According to many sites on the internet, rainwater harvesting has many other benefits including the fact that it reduces stress on local aquifers and rivers, leaving more water available for communities and environmental needs. However, in some areas of the USA, harvesting rainwater is not allowed. You might want to check out information regarding whether there are state restrictions and/or regulations regarding rainwater collection where you live.
A good resource for more information resides at the American Rainwater Catchment Organization. There is also a lot of good information on Earth Easy.
We found a place near us that sold rainwater collection barrels and systems and purchased a 100-gallon barrel two years ago. In the interim, we continued our research.
Our garden, fruit and nut trees, berries and herbs are located in our somewhat large backyard. There is a slight slope running uphill from the house to the area where the garden and garden shed are located. We originally considered doing rainwater collection off the shed since it was next to the garden, and we wouldn’t have to worry about a pump to pump the water uphill to the garden. However, the configuration of the shed roof was not only small (meaning not much water would be running off), but the design of the roof was such that it would be next to impossible to install a gutter system.
Our home had no gutter system at all. We had observed over time that there were two places where water ran profusely off the roof in our backyard during even a slight rain. I had already been placing two 5-gallon buckets to catch a little rainwater for the house plants in these two areas. My intrepid husband also did a great deal of research on the internet as well as watching many YouTube videos from off grid folks and others who either live entirely off rainwater or use it in addition to a well or other sources.
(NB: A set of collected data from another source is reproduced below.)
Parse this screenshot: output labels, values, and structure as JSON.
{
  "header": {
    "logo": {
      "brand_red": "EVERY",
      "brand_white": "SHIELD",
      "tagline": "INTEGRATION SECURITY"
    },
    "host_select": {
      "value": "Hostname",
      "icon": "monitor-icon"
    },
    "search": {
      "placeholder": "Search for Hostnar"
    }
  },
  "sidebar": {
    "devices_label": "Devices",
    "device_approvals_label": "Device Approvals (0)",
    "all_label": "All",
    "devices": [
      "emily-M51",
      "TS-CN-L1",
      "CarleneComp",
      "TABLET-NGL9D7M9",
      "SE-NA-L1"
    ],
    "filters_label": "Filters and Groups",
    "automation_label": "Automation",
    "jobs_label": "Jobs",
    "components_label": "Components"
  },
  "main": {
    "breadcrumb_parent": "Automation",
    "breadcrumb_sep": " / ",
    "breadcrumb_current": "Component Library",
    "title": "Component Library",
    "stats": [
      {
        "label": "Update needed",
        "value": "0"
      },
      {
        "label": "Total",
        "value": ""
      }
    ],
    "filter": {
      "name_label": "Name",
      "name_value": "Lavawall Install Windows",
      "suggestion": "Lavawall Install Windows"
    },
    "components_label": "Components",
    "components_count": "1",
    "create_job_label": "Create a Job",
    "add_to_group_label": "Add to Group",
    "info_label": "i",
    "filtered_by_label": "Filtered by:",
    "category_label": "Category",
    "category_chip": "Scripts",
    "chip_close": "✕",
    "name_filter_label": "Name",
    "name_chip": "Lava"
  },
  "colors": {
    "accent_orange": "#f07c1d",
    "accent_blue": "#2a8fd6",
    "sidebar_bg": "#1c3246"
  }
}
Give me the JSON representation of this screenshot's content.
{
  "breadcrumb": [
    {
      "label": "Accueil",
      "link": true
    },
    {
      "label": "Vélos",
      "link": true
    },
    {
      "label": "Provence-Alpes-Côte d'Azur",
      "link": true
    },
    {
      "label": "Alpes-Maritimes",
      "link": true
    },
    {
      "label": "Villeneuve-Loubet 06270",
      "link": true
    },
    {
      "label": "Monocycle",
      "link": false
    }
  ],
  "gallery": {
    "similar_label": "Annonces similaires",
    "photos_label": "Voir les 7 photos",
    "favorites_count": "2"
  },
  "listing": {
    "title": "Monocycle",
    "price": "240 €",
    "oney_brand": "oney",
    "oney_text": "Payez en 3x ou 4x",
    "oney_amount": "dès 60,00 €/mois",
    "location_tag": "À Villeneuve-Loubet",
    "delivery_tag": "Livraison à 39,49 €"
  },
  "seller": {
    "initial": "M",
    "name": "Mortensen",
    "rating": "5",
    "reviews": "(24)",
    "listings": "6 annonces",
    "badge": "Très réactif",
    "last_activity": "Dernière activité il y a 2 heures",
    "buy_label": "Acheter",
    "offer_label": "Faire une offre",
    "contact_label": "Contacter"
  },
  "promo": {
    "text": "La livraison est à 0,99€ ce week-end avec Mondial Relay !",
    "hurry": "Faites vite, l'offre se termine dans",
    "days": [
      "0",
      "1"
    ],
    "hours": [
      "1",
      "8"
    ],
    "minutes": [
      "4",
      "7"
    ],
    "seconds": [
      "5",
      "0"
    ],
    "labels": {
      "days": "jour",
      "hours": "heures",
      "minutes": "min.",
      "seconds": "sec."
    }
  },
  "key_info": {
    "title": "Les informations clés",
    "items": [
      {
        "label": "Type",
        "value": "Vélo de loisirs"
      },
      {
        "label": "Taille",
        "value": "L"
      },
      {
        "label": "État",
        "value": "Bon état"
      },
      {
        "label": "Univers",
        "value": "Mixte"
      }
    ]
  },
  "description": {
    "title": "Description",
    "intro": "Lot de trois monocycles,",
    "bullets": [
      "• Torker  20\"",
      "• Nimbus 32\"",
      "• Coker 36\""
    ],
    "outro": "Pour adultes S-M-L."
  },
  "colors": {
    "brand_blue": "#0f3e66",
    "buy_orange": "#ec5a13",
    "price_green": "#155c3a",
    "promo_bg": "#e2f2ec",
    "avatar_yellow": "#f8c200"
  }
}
This summer Texas experienced a drought and one of the hottest summers in many years. We had 100+ temps for about 10 weeks. It was a scorcher to say the least. During that time, however, my husband did a lot of measuring and ultimately installed 17 feet of gutter on the back of the house where my 5-gallon buckets were collecting water. He installed downspouts and grates to keep debris from the roof from getting into the system. It took him several weeks to get the configuration right and numerous trips to 3 different hardware stores, but the system is up and running. A couple of weeks after it was complete, we had a really good 1” hard rain. The 100-gallon tank filled up in 3 minutes and was over-flowing! The system still needs a little “tinkering,” but we were very excited about the amount of rain we collected in such a short period of time!
My husband also did a lot of research regarding a pump that would be needed to get the water up the slight grade to the garden area. He finally has that figured out and we were able to use the rainwater for the garden shortly thereafter. We did discover that 100 gallons doesn’t go very far so we will be doing some more research and thinking about adding additional barrels to collect even more for next year’s garden.
While rainwater collection is not considered safe insofar as potable water is concerned. This means that many consider it unsafe to drink it as is, but there are ways to make it potable if you need to use it for more than just watering the garden. There is some good information in that regard on the Emergency Water Near Me page.
This was our solution to the problem, but don’t just take my word for it. Do your own research and come to your own conclusions. I hope you found the information on this page and links to other information valuable.